Denise laughed softly, and Schaefer managed a chuckle that quickly turned into a deep, racking cough. It finally passed, and he grew somber as the room suddenly grew brighter, as light flooded in through the narrow crack in the wall that served as a door. Behind him, he heard the quick shuffling of many feet, his companions backing away farther into the shadows. Someone whispered and was quickly hushed. He saw none of this. He had been in that formation many times. He looked down at his old, tired feet, and then up at Denise again, longing to touch her one last time...but that could not be. Her speaking first was one thing, and forgivable. To touch a loved one at the end would be too much. He could not bring shame upon his family, now, at the end of his walk. Denise nodded, understanding without speaking. He turned and faced the doorway, and forced his feet to move. It was the only time he had ever known real fear, and it took all of his strength and will. Taking a last breath from his home, he slipped through the exit and into the blinding light. Staggering across the floor, he began coughing again. Still he continued. He could not see at all now. He clutched at his chest and stumbled, falling to his knees. The pain was growing, and he could not get a full breath. At last the coughing stopped, but he still could not get enough air in. He crawled forward a few more steps, and fell onto his back, unable to go on. He stared upward into the white light, gasping shallow breaths. He was vaguely aware of a heavy rhythmic vibration and pounding, and knew The Tall Ones were nearby. His legs and arms slowly and involuntarily drew inward, curling and stiffening. He closed his eyes, and it was over.

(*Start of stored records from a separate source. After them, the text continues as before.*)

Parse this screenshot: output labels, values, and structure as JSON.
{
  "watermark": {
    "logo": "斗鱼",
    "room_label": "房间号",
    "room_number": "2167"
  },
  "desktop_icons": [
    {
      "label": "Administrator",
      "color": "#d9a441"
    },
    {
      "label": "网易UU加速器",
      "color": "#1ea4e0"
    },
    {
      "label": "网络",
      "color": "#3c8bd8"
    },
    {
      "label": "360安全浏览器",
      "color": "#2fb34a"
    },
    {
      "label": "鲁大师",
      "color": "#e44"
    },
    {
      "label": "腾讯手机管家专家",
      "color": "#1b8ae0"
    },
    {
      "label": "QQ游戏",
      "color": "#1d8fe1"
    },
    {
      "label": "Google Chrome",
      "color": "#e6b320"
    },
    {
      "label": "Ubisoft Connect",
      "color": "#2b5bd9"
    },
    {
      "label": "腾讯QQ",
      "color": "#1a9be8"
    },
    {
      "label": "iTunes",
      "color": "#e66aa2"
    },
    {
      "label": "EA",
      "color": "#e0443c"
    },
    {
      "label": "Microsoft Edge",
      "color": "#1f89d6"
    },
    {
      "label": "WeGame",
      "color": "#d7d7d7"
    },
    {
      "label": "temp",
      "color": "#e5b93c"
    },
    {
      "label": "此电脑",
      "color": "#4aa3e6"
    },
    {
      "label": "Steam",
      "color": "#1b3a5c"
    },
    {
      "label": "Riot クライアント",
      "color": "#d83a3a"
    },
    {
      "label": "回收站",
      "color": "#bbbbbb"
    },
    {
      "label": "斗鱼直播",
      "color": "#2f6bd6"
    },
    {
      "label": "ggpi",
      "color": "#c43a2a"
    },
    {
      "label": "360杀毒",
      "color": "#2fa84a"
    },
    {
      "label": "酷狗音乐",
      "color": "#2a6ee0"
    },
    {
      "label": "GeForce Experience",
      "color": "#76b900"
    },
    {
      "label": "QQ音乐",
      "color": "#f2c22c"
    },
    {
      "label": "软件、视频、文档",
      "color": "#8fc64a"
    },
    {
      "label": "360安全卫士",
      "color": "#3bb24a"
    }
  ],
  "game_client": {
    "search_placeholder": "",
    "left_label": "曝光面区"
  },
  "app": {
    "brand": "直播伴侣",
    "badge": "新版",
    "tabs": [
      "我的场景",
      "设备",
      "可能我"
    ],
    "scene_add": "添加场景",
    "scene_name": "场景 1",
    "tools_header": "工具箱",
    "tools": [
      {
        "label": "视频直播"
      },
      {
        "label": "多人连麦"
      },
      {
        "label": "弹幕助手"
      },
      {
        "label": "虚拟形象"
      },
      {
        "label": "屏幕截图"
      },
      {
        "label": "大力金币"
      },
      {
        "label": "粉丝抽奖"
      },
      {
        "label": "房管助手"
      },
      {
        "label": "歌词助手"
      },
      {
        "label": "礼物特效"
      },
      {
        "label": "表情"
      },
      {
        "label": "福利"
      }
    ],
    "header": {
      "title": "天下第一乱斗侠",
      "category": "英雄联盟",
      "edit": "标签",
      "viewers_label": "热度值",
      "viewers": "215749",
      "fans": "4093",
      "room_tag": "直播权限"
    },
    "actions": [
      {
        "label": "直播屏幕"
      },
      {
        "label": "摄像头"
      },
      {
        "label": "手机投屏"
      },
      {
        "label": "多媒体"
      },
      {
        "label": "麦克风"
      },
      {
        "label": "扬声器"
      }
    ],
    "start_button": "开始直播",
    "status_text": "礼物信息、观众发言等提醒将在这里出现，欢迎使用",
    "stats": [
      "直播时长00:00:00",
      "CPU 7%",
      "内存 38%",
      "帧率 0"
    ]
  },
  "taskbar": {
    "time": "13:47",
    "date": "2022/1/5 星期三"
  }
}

Jake was startled out of his doze by his wife's shrieks. He jumped out of the recliner, tripping and almost falling over his startled terrier. He followed the sound into the kitchen, where Sheila stood, pointing at the floor.

"Ew! Oh, ew! Get him out of here!"

Jake looked where she was pointing, and heaved a sigh of combined relief and annoyance.

"My Lord, Sheila. I thought you'd cut one of your fingers off. You really needed to wake me up to come pick up a dead cockroach?" He grabbed a roll of paper towels off the counter and squatted down, examining the corpse for a moment. "Big one, ain't he? Bet he was old."

Sheila shuddered in revulsion. "Get him out. I didn't know we had roaches. I hadn't seen any til now!"

Jake shrugged and picked up the carcass with a paper towel. "I'll get some poison traps." He wadded up the paper towel and tossed it in the trash. "Weird, though, ain't it? They stay hid, but they come out into the light to die in the middle of the floor... wonder why they do that."


dorothy said...

Love it! I was trying to figure it out. So glad you gave meaning. hate endings you can't figure out.

Foz the Hook said...

I didn't know they were monogamous.

Kafka would be pleased:-).

Very good.

sarah saint said...

Thanks, guys!

B, I don't think most cockroaches are monogamous. But I like the idea that they love intensely, if briefly.

Anonymous said...

I like the idea of a cockroach named Denise.

I thought it was great.

Why DO they do that? I would enjoy seeing that written into your next revision. It would give the statement at the end a lot more gravity.

But without changing a thing it is excellent. A great story idea. It was a delight.

sarah saint said...

Thank you!

I have no idea why they do that. Haven't looked it up yet. I just saw a dead bug (not a cockroach) on the floor at the gym this morning and I got to thinking about the secret lives of insects. I like the idea that they have these death rituals where the dying bug is sent out alone at the end. I'm thinking of fleshing out the rule about not touching. Like, maybe they have a terrible fear of communicative diseases since so many of them suddenly get sick and die. They don't know it's that they ingested some Raid.